Format: Streaming video from NetFlix on The Nook.
I’m not old enough to remember The Paper Chase when it was a new movie, but I am old enough to recall my mother being a fan of the television show. While the star of the movie is officially Timothy Bottoms and the star of the television show was a guy named James Stephens (which is an alias I’ve used, although not because of the actor), the real star of both was John Houseman. Houseman was a stage actor, the co-founder of the Mercury Theater, and a teacher at Julliard. The Paper Chase was his third film role, one coming in the late 1930s and one uncredited in the 1960s. After this film and the subsequent television show, Houseman was everywhere, and his image was indistinguishable from that of his role in this film.
The Paper Chase is the story of a first-year Harvard Law student named James T. Hart (Timothy Bottoms) and his experience with his classmates in a class covering contract law. That class is taught by Professor Kingsfield (John Houseman), a terror in the classroom, but the sort of man who takes the brightest minds in the room and sharpens them to become the brightest minds in the country. Kingsfield’s class is a trial by fire. He identifies students only by a seating chart and has no memory of any of them beyond the classroeom. No student’s cares or concerns penetrate the icy wall of Kingsfield’s demeanor. The grade they get is the grade they earn with no chance or possibility of favoritism.
The only real complexity thrown into the mix is the presence of Susan (Lindsay Wagner). She and Hart become an item, and have an on-again, off-again relationship, especially when he discovers that she is the married daughter of that same professor Kingsfield. The movie strains believability a bit there. Susan is roughly the same age as Hart, but we discover later in the film that Kingsfield was a Harvard Law student in 1927. Okay, it’s possible he had his children late in life, but that puts him at about 70 with his daughter in her early 20s.

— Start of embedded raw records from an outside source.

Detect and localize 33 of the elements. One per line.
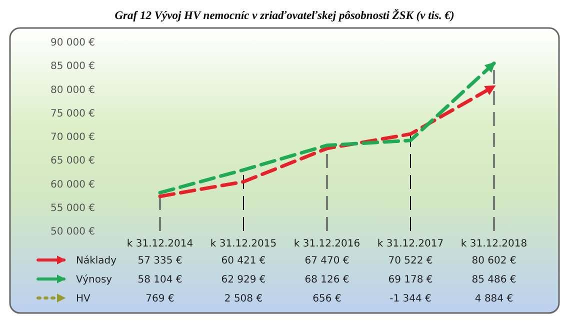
text: 656 € bbox=[312, 294, 342, 304]
y-tick-label: 50 000 € bbox=[50, 226, 95, 238]
text: 769 € bbox=[146, 294, 174, 304]
data-label: 58 104 € bbox=[138, 274, 182, 286]
data-label: 70 522 € bbox=[388, 256, 433, 266]
y-tick-label: 60 000 € bbox=[50, 179, 95, 190]
x-tick-label: k 31.12.2014 bbox=[126, 238, 194, 250]
data-label: 57 335 € bbox=[138, 256, 182, 266]
data-label: 69 178 € bbox=[388, 274, 433, 286]
text: 4 884 € bbox=[474, 294, 514, 304]
x-tick-label: k 31.12.2016 bbox=[294, 238, 360, 250]
y-tick-label: 65 000 € bbox=[50, 156, 95, 167]
legend-label: Náklady bbox=[76, 256, 117, 266]
y-tick-label: 80 000 € bbox=[50, 84, 95, 96]
legend-label: HV bbox=[76, 294, 91, 304]
data-label: 60 421 € bbox=[221, 256, 266, 266]
text: 2 508 € bbox=[224, 294, 263, 304]
y-tick-label: 70 000 € bbox=[50, 132, 95, 143]
data-label: 67 470 € bbox=[304, 256, 350, 266]
legend-label: Výnosy bbox=[76, 274, 112, 286]
x-tick-label: k 31.12.2017 bbox=[377, 238, 444, 250]
data-label: 68 126 € bbox=[304, 274, 350, 286]
data-label: 85 486 € bbox=[472, 274, 516, 286]
data-label: 62 929 € bbox=[221, 274, 266, 286]
y-tick-label: 90 000 € bbox=[50, 38, 95, 48]
y-tick-label: 85 000 € bbox=[50, 61, 95, 72]
x-tick-label: k 31.12.2015 bbox=[210, 238, 277, 250]
chart-title: Graf 12 Vývoj HV nemocníc v zriaďovateľskej pôsobnosti ŽSK (v tis. €) bbox=[114, 9, 454, 22]
data-label: 80 602 € bbox=[472, 256, 516, 266]
x-tick-label: k 31.12.2018 bbox=[460, 238, 528, 250]
y-tick-label: 75 000 € bbox=[50, 108, 95, 120]
y-tick-label: 55 000 € bbox=[50, 202, 95, 214]
text: -1 344 € bbox=[390, 294, 432, 304]
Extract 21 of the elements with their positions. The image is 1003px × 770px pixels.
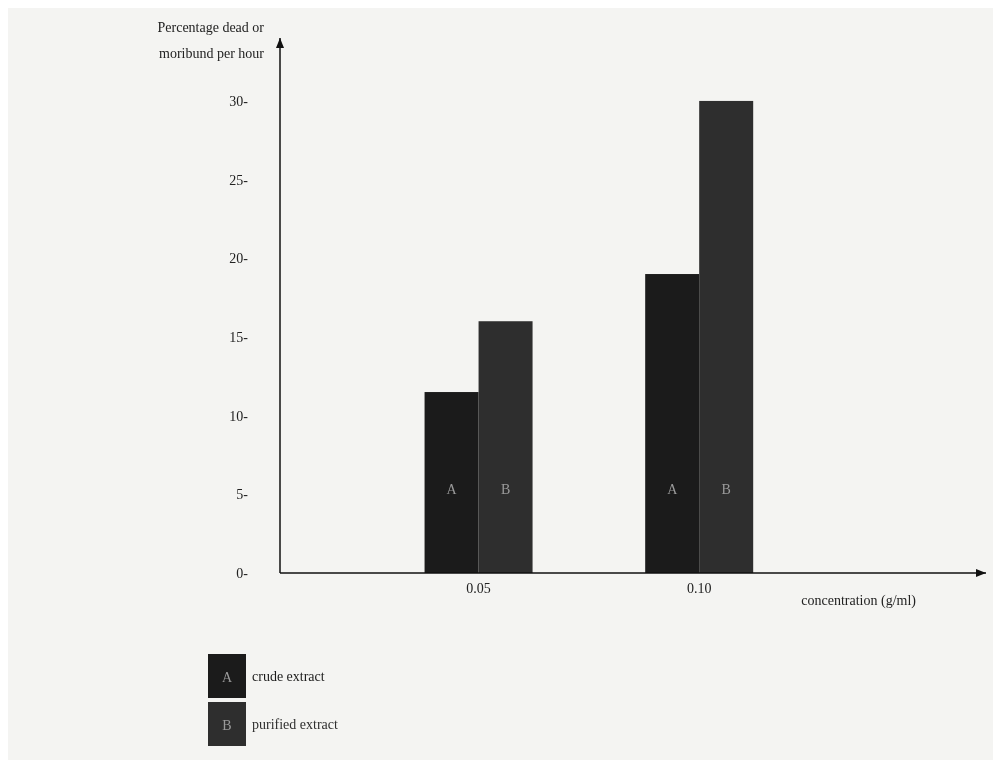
annotation: A — [667, 482, 679, 498]
x-tick-label: 0.05 — [466, 581, 491, 596]
y-axis-title: Percentage dead or moribund per hour — [157, 20, 265, 61]
annotation: B — [721, 482, 731, 498]
y-tick-label: 5- — [236, 487, 249, 503]
text: crude extract — [252, 669, 325, 684]
y-tick-label: 15- — [229, 329, 249, 345]
y-tick-label: 20- — [229, 251, 249, 267]
annotation: A — [446, 482, 458, 498]
x-axis-title: concentration (g/ml) — [801, 593, 917, 609]
x-tick-label: 0.10 — [686, 581, 712, 596]
annotation: B — [500, 482, 511, 498]
text: A — [221, 670, 233, 685]
text: B — [222, 718, 232, 733]
y-tick-label: 10- — [229, 408, 249, 424]
text: purified extract — [252, 717, 339, 732]
bar — [699, 100, 754, 573]
y-tick-label: 30- — [229, 93, 249, 109]
bar — [478, 321, 533, 573]
y-tick-label: 25- — [229, 172, 249, 188]
y-tick-label: 0- — [236, 565, 249, 581]
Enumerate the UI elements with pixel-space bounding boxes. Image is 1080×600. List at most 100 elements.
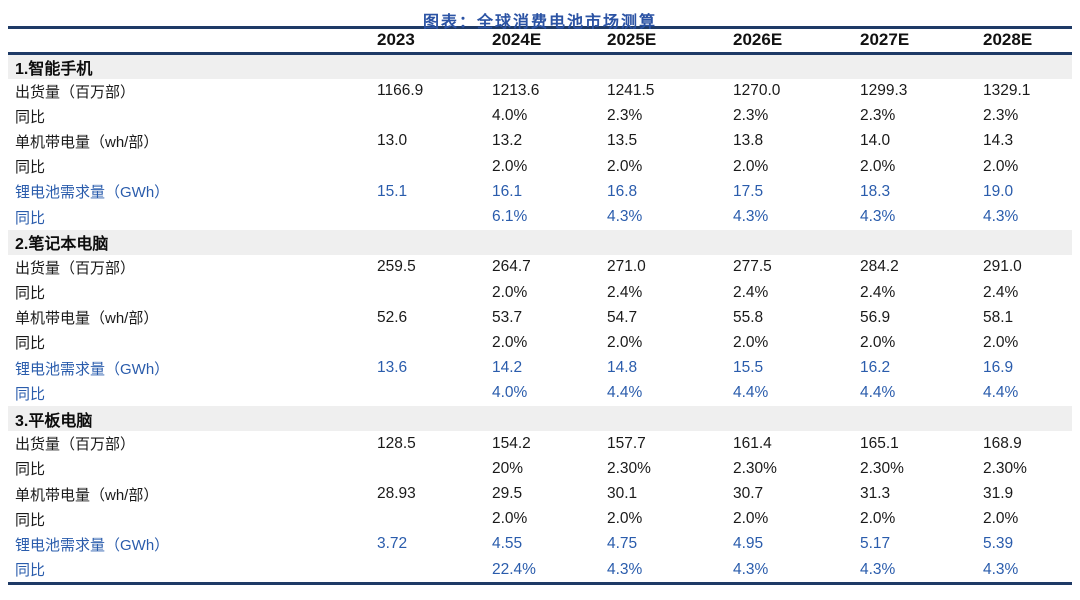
value-cell-2027E: 4.3%	[860, 560, 896, 578]
table-row: 出货量（百万部） 1166.9 1213.6 1241.5 1270.0 1299.3 13…	[8, 79, 1072, 104]
value-cell-2027E: 2.0%	[860, 157, 896, 175]
value-cell-2025E: 2.30%	[607, 459, 651, 477]
value-cell-2023	[377, 330, 492, 355]
table-row: 单机带电量（wh/部） 28.93 29.5 30.1 30.7 31.3 31.9	[8, 482, 1072, 507]
value-cell-2027E: 14.0	[860, 132, 891, 150]
row-label: 同比	[15, 159, 46, 177]
section-header-row: 2.笔记本电脑	[8, 229, 1072, 255]
value-cell-2027E: 4.3%	[860, 208, 896, 226]
value-cell-2025E: 2.0%	[607, 510, 643, 528]
value-cell-2023	[377, 104, 492, 129]
value-cell-2023: 259.5	[377, 258, 416, 276]
value-cell-2028E: 2.30%	[983, 459, 1027, 477]
value-cell-2027E: 5.17	[860, 535, 891, 553]
value-cell-2025E: 157.7	[607, 434, 646, 452]
value-cell-2028E: 168.9	[983, 434, 1022, 452]
value-cell-2024E: 20%	[492, 459, 524, 477]
value-cell-2026E: 2.0%	[733, 510, 769, 528]
header-2027e: 2027E	[860, 30, 910, 50]
value-cell-2023: 13.0	[377, 132, 408, 150]
header-2024e: 2024E	[492, 30, 542, 50]
value-cell-2028E: 4.4%	[983, 384, 1019, 402]
value-cell-2023	[377, 507, 492, 532]
value-cell-2025E: 16.8	[607, 182, 638, 200]
value-cell-2026E: 4.95	[733, 535, 764, 553]
section-header-row: 3.平板电脑	[8, 405, 1072, 432]
row-label: 出货量（百万部）	[15, 83, 136, 101]
value-cell-2024E: 4.55	[492, 535, 523, 553]
value-cell-2028E: 2.4%	[983, 283, 1019, 301]
value-cell-2024E: 2.0%	[492, 333, 528, 351]
row-label: 出货量（百万部）	[15, 436, 136, 454]
section-title: 3.平板电脑	[8, 405, 1072, 432]
row-label: 同比	[15, 285, 46, 303]
value-cell-2028E: 14.3	[983, 132, 1014, 150]
value-cell-2028E: 2.0%	[983, 510, 1019, 528]
value-cell-2028E: 2.0%	[983, 333, 1019, 351]
table-row: 单机带电量（wh/部） 13.0 13.2 13.5 13.8 14.0 14.3	[8, 129, 1072, 154]
value-cell-2027E: 4.4%	[860, 384, 896, 402]
value-cell-2023: 3.72	[377, 535, 408, 553]
value-cell-2023	[377, 154, 492, 179]
value-cell-2024E: 264.7	[492, 258, 531, 276]
value-cell-2027E: 31.3	[860, 485, 891, 503]
value-cell-2026E: 4.3%	[733, 560, 769, 578]
value-cell-2026E: 2.3%	[733, 107, 769, 125]
value-cell-2025E: 271.0	[607, 258, 646, 276]
row-label: 锂电池需求量（GWh）	[15, 536, 170, 554]
value-cell-2024E: 29.5	[492, 485, 523, 503]
header-2023: 2023	[377, 30, 415, 50]
header-2025e: 2025E	[607, 30, 657, 50]
table-row: 同比 22.4% 4.3% 4.3% 4.3% 4.3%	[8, 557, 1072, 582]
value-cell-2028E: 5.39	[983, 535, 1014, 553]
table-row: 同比 20% 2.30% 2.30% 2.30% 2.30%	[8, 456, 1072, 481]
value-cell-2025E: 4.3%	[607, 560, 643, 578]
value-cell-2023: 13.6	[377, 359, 408, 377]
section-header-row: 1.智能手机	[8, 53, 1072, 79]
value-cell-2025E: 1241.5	[607, 82, 655, 100]
value-cell-2026E: 17.5	[733, 182, 764, 200]
value-cell-2027E: 2.4%	[860, 283, 896, 301]
table-row: 同比 2.0% 2.0% 2.0% 2.0% 2.0%	[8, 507, 1072, 532]
value-cell-2028E: 291.0	[983, 258, 1022, 276]
value-cell-2027E: 1299.3	[860, 82, 908, 100]
value-cell-2026E: 277.5	[733, 258, 772, 276]
value-cell-2025E: 4.4%	[607, 384, 643, 402]
value-cell-2023	[377, 381, 492, 406]
row-label: 同比	[15, 562, 46, 580]
table-row: 同比 2.0% 2.4% 2.4% 2.4% 2.4%	[8, 280, 1072, 305]
value-cell-2028E: 2.3%	[983, 107, 1019, 125]
value-cell-2025E: 30.1	[607, 485, 638, 503]
value-cell-2023: 1166.9	[377, 82, 424, 100]
value-cell-2026E: 15.5	[733, 359, 764, 377]
table-row: 出货量（百万部） 128.5 154.2 157.7 161.4 165.1 168.9	[8, 431, 1072, 456]
value-cell-2023: 28.93	[377, 485, 416, 503]
value-cell-2024E: 53.7	[492, 308, 523, 326]
value-cell-2024E: 1213.6	[492, 82, 540, 100]
row-label: 单机带电量（wh/部）	[15, 310, 159, 328]
value-cell-2027E: 284.2	[860, 258, 899, 276]
value-cell-2027E: 2.0%	[860, 333, 896, 351]
value-cell-2025E: 2.0%	[607, 157, 643, 175]
value-cell-2025E: 14.8	[607, 359, 638, 377]
value-cell-2027E: 2.3%	[860, 107, 896, 125]
value-cell-2028E: 1329.1	[983, 82, 1031, 100]
value-cell-2027E: 165.1	[860, 434, 899, 452]
row-label: 同比	[15, 385, 46, 403]
value-cell-2026E: 4.4%	[733, 384, 769, 402]
table-row: 锂电池需求量（GWh） 13.6 14.2 14.8 15.5 16.2 16.9	[8, 356, 1072, 381]
value-cell-2024E: 6.1%	[492, 208, 528, 226]
value-cell-2024E: 2.0%	[492, 157, 528, 175]
value-cell-2024E: 2.0%	[492, 283, 528, 301]
row-label: 单机带电量（wh/部）	[15, 486, 159, 504]
value-cell-2025E: 13.5	[607, 132, 638, 150]
table-row: 出货量（百万部） 259.5 264.7 271.0 277.5 284.2 291.0	[8, 255, 1072, 280]
header-2026e: 2026E	[733, 30, 783, 50]
value-cell-2025E: 2.0%	[607, 333, 643, 351]
value-cell-2023: 52.6	[377, 308, 408, 326]
table-row: 锂电池需求量（GWh） 3.72 4.55 4.75 4.95 5.17 5.39	[8, 532, 1072, 557]
row-label: 单机带电量（wh/部）	[15, 133, 159, 151]
value-cell-2027E: 18.3	[860, 182, 891, 200]
row-label: 同比	[15, 108, 46, 126]
value-cell-2027E: 2.30%	[860, 459, 904, 477]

Anyway, much of the film is the conflict Hart has between wanting to be with Susan and wanting to excel in law school. Specifically, Hart wants to impress Kingsfield. There’s almost something obsessive about his relationship with the man. Throughout the movie, despite Hart and his classmates having half a dozen classes, we see only the contract law class and encounter only Kingsfield as one of his teachers.
One of the other driving forces in the film is the relationship between Hart and five of his classmates. Early in the year, the six of them form a study group, with each person handling the bulk of the work for one class (Hart naturally takes contact law). The idea is that when it comes time for exams, each one will provide a full outline of the class for each of the others in the group, allowing each person to focus his attention on one class but gain the benefit of having done that for all six of the classes. One by one, members of the group leave due to argument, dropping out of school, or fits of pique until all that are left at the end are Hart, Ford (Graham Beckel), and Anderson (Edward Herrmann). And in the end, it’s just Hart and Ford who retreat to a hotel for three days to cram for their finals.
The Paper Chase isn’t really a movie with a plot and it’s also not really a character study. Instead, it is the story of a relationship between student and teacher and between student and school. The teacher/student relationship here is an interesting one, and I’m saying it that way to be politic. It’s not one that I’m familiar with. When I have students in the room in front of me, I get to know them. I actually give a shit about their success. The “sink or swim” mentality of Kingsfield might work well at Harvard Law, but it’s not the sort of thing that works in the real world, at least in my experience.
For all that, I found The Paper Chase to be strangely compelling. I’m not sure why I did, because most of these characters are insufferable. Kingsfield is the sort of teacher you hope never to have. He’s dismissive and rude, and even your best work gets you nothing more than being told it was adequate. The entire film is essentially Hart trying to impress Kingsfield in some way and Kingsfield being absolutely immune to anyone breaking through his ability to supremely not give a shit about anything aside from the law.
None of the other characters are much better. Bell (Craig Richard Nelson), who launches himself from the study group in a fit of anger, is exactly the sort of person most of us would assume is the default Harvard Law student stereotype. He’s smug, self-satisfied, convinced of his own genius, and dismissive of everyone else who doesn’t immediately recognize his brilliance. He’s openly hostile to everyone around him. Then again, almost everyone is. The only member of the study group who isn’t an insufferable tool is Kevin (James Naughton), and he spends the entire movie being lost in all of his classes and attempting suicide.
So I don’t really know why I found this film compelling and yet I did. I think it very well may be a combination of two things. First, I remember that my mother loved the television show, and I do like John Houseman. Second, I liked this a hell of a lot more than I liked Love Story, which is the only Harvard Law-related movie I have to compare this to. By comparison, this one is friggin’ Shakespeare.
Why to watch The Paper Chase: A fine example of an early-‘70s college drama.
Why not to watch: That’s pretty much all it is.